A House Is Not A Home

Divorce is a major life change, but I’ve come to learn selling the family home is just as major.

Before our divorce, I always envisioned a life and future that included growing old with my husband in our beautiful home and sharing the joys of our children together. Now as I pack up, discard, and donate, I find myself reflecting on each photo, old toys, clothes and every memory that is associated with my house. It is truly sad and overwhelming at times. I keep asking myself, what is really going on underneath? Why am I not excited for this new chapter in my life to find a home that I can make my own to create new memories? Of course, this is a big undertaking and life change, but what is getting me stuck?

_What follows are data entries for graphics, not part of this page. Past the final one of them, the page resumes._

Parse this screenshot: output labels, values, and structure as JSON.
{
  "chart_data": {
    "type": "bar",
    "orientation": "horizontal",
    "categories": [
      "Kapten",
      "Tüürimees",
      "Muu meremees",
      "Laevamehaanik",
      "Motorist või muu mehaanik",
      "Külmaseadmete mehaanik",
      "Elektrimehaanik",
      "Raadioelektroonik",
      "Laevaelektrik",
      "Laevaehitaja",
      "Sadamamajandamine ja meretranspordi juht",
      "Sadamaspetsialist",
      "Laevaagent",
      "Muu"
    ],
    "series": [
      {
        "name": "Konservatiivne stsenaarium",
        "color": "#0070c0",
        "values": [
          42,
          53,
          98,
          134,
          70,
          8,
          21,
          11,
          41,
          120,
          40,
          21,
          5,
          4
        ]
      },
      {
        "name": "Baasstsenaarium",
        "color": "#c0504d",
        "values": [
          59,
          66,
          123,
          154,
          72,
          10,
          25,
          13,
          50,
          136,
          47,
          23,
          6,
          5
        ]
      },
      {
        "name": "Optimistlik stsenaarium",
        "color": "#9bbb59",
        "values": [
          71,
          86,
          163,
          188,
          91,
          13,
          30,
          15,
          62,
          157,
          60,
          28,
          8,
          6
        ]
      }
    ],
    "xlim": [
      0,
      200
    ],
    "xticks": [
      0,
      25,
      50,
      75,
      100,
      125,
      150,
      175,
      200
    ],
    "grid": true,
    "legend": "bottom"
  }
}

I suddenly realized selling my house had nothing to do with the home. The home is within me and the rest is external. I learned three things to help me through this difficult process:

  • Acknowledgement: selling my house is my new truth. Although challenging at times, seeing, feeling, knowing, and sensing the possibilities available with this unchartered territory is the first step to reconciliation.
  • Acceptance: I have the opportunity to create a more enjoyable life while discovering an inner peace and joy rather than attempting to control outer events and circumstances. I am learning to focus on what is, what can be, and what I can do to experience fabulous.
  • Appreciation: I am thankful to be loved by family and friends. I am grateful that I can laugh, feel safe, be happy and also motivate others to feel the same. I accept that everything in life happens for a reason and there is no wrong or right path. Lastly, I appreciate that wherever I live is a place that I can make a home filled with love and happiness.